It's worse than suburbia or small town syndrome. I grew up in one of those, so I should know; bitty little place called Skykomish, Washington. Lots of snow in the winter, pretty scenery, grand total of a couple hundred people. Lots of trains. I used to make up veritable novels about the trains — what they were carrying, who was on them, where they came from and where they went. When I left home, it was on a train. Went to Seattle for college. I was young; it felt like a long way from everything I knew.
Little did I know things were going to get even stranger.
My first clue arrived that November, when I woke up at home with no recollection of the past two days. My roommate told me some guy had brought me back the night before, passed-out drunk. It was the first time that had ever happened — and the last. I didn't touch alcohol again for six years. Not even when I found out what really happened and the true meaning of the lines tattooed on the side of my neck.
It was my second year in college.

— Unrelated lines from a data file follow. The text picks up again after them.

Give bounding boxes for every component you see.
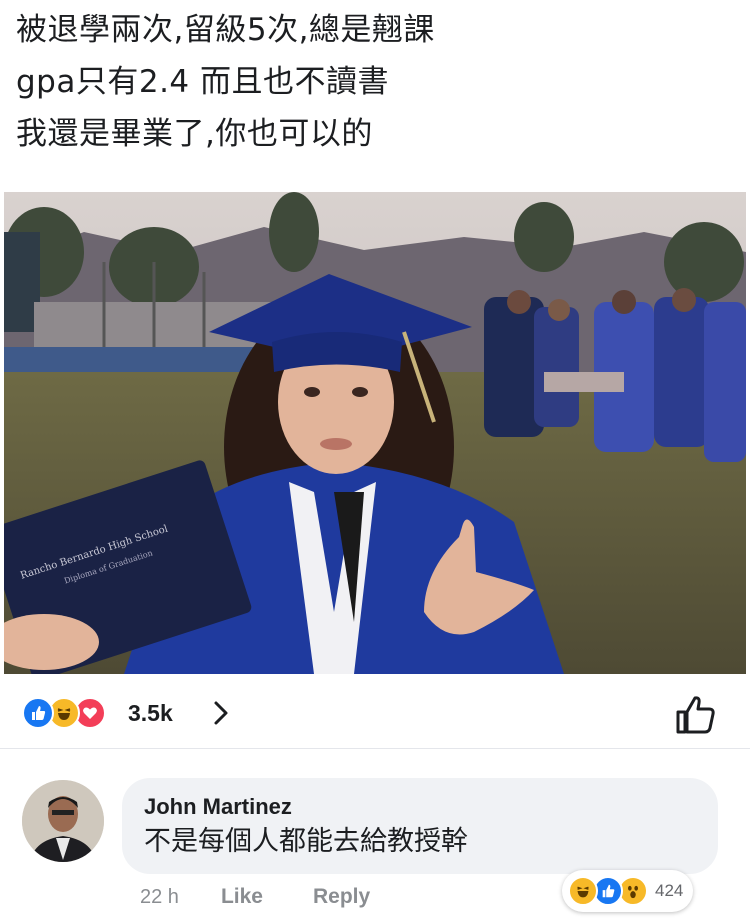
reaction-summary[interactable]	[22, 696, 106, 730]
comment-reaction-summary[interactable]: 424	[562, 870, 694, 912]
comment-actions: 22 h Like Reply	[140, 880, 420, 914]
comment-timestamp[interactable]: 22 h	[140, 886, 179, 909]
thumbs-up-icon[interactable]	[672, 692, 718, 738]
chevron-right-icon[interactable]	[206, 698, 236, 728]
caption-line-1: 被退學兩次,留級5次,總是翹課	[16, 12, 435, 48]
caption-line-3: 我還是畢業了,你也可以的	[16, 116, 373, 152]
comment-text: 不是每個人都能去給教授幹	[144, 826, 468, 857]
reaction-bar: 3.5k	[0, 678, 750, 748]
divider	[0, 748, 750, 770]
post-caption: 被退學兩次,留級5次,總是翹課 gpa只有2.4 而且也不讀書 我還是畢業了,你…	[16, 4, 736, 160]
comment-author[interactable]: John Martinez	[144, 794, 696, 820]
post-photo[interactable]: Rancho Bernardo High School Diploma of G…	[4, 192, 746, 674]
comment-bubble[interactable]: John Martinez 不是每個人都能去給教授幹	[122, 778, 718, 874]
graduation-photo: Rancho Bernardo High School Diploma of G…	[4, 192, 746, 674]
caption-line-2: gpa只有2.4 而且也不讀書	[16, 64, 390, 100]
comment-reaction-count: 424	[655, 881, 684, 900]
like-icon	[22, 697, 54, 729]
haha-icon	[568, 876, 598, 906]
comment-reply-button[interactable]: Reply	[313, 885, 370, 909]
reaction-count[interactable]: 3.5k	[128, 696, 173, 730]
avatar[interactable]	[22, 780, 104, 862]
comment-like-button[interactable]: Like	[221, 885, 263, 909]
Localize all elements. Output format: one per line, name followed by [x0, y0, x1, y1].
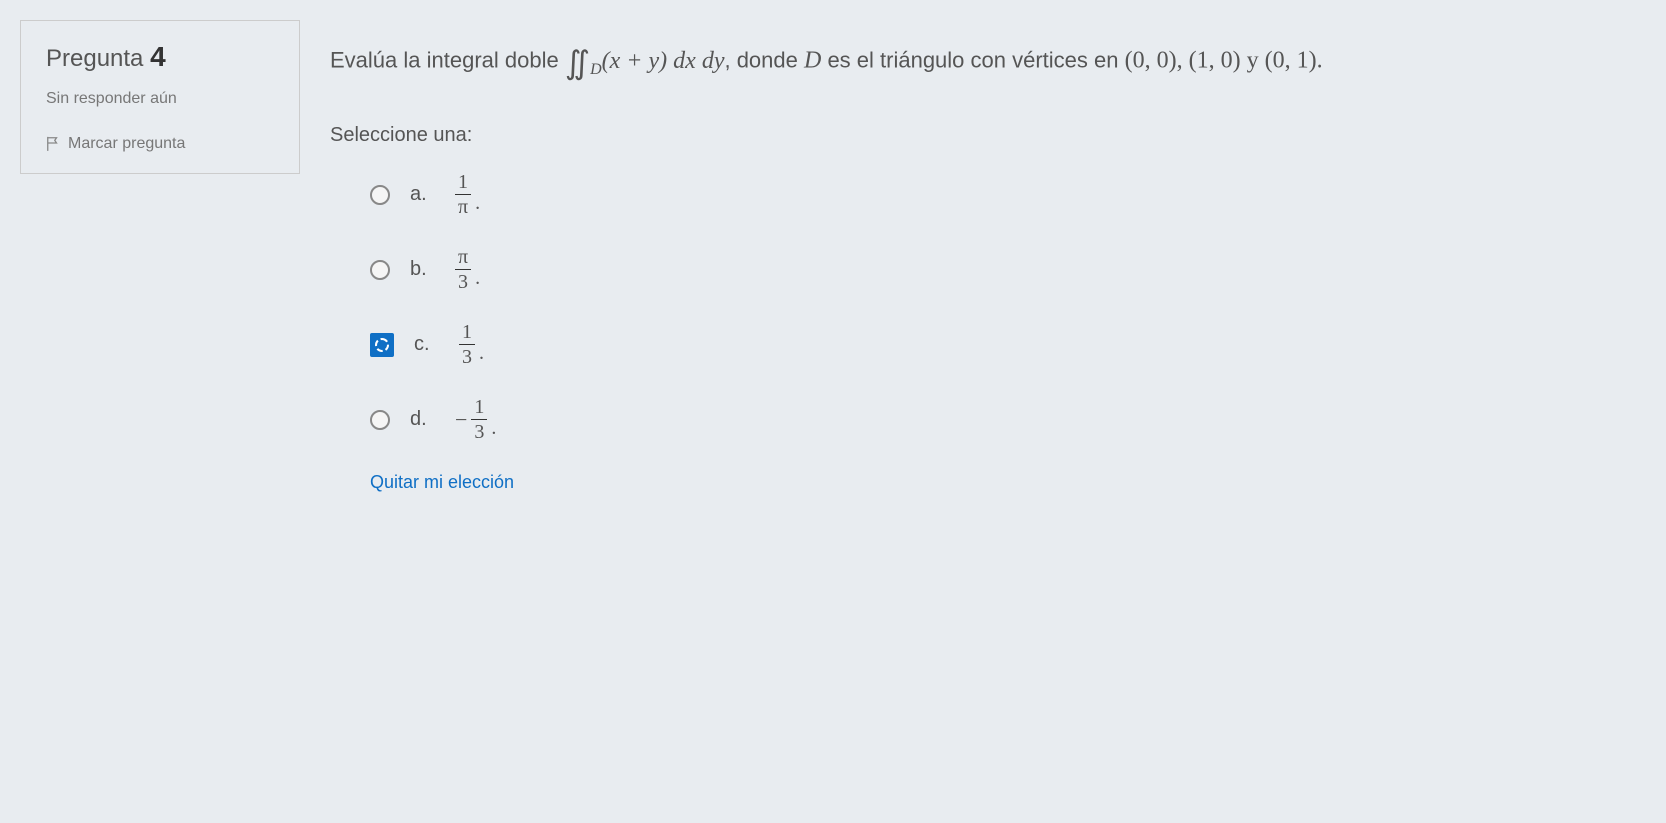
option-a[interactable]: a. 1 π . — [370, 172, 1646, 217]
d-variable: D — [804, 48, 821, 74]
flag-label: Marcar pregunta — [68, 135, 185, 153]
option-a-value: 1 π . — [455, 172, 480, 217]
option-b[interactable]: b. π 3 . — [370, 247, 1646, 292]
q-text-prefix: Evalúa la integral doble — [330, 48, 565, 73]
option-b-label: b. — [410, 258, 435, 281]
radio-c-selected[interactable] — [370, 333, 394, 357]
options-group: a. 1 π . b. π 3 . — [370, 172, 1646, 442]
q-text-mid: , donde — [724, 48, 804, 73]
answer-status: Sin responder aún — [46, 88, 274, 110]
option-d-neg: − — [455, 407, 467, 433]
radio-b[interactable] — [370, 260, 390, 280]
option-c-label: c. — [414, 333, 439, 356]
option-c[interactable]: c. 1 3 . — [370, 322, 1646, 367]
option-b-num: π — [455, 247, 471, 269]
select-one-label: Seleccione una: — [330, 124, 1646, 147]
option-b-den: 3 — [455, 269, 471, 292]
option-c-value: 1 3 . — [459, 322, 484, 367]
option-a-den: π — [455, 194, 471, 217]
integral-expression: ∬D(x + y) dx dy — [565, 48, 725, 74]
option-d[interactable]: d. − 1 3 . — [370, 397, 1646, 442]
option-a-num: 1 — [455, 172, 471, 194]
option-d-num: 1 — [471, 397, 487, 419]
question-number: 4 — [150, 41, 166, 72]
integral-sub: D — [590, 61, 602, 78]
flag-icon — [46, 136, 60, 152]
option-c-den: 3 — [459, 344, 475, 367]
flag-question-link[interactable]: Marcar pregunta — [46, 135, 274, 153]
radio-selected-icon — [375, 338, 389, 352]
radio-a[interactable] — [370, 185, 390, 205]
option-c-num: 1 — [459, 322, 475, 344]
radio-d[interactable] — [370, 410, 390, 430]
question-sidebar: Pregunta 4 Sin responder aún Marcar preg… — [20, 20, 300, 174]
option-b-value: π 3 . — [455, 247, 480, 292]
q-text-after-d: es el triángulo con vértices en — [821, 48, 1124, 73]
option-d-den: 3 — [471, 419, 487, 442]
option-d-label: d. — [410, 408, 435, 431]
question-text: Evalúa la integral doble ∬D(x + y) dx dy… — [330, 35, 1646, 89]
option-d-value: − 1 3 . — [455, 397, 496, 442]
vertices: (0, 0), (1, 0) y (0, 1). — [1125, 48, 1323, 74]
question-title: Pregunta 4 — [46, 41, 274, 73]
clear-choice-link[interactable]: Quitar mi elección — [370, 472, 1646, 493]
option-a-label: a. — [410, 183, 435, 206]
question-main: Evalúa la integral doble ∬D(x + y) dx dy… — [330, 20, 1646, 493]
title-prefix: Pregunta — [46, 45, 143, 72]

My second year as a professional dilettante; couldn't figure out for the life of me what I wanted to do. Psychology, history, English… I took a bunch of general courses and worked the rest of the time. Until I met him. Joshua Thibeau. For a couple of months, it seemed like he was there every single time I turned around — in the library, the coffee shop, playing frisbee on the lawn below the dorms… we never had a class together, though. He wasn't actually a student.
He was a Company agent, and he could make your blood boil. Literally. He could also suck all the heat out of things until they froze and spontaneously shattered. I found that out later, right after he showed me what I could do. He offered me a job, a chance to make a difference. Joshua was my friend, and he had just showed me the coolest thing in the world; of course I accepted.
Better than forgetting. Or — being locked up.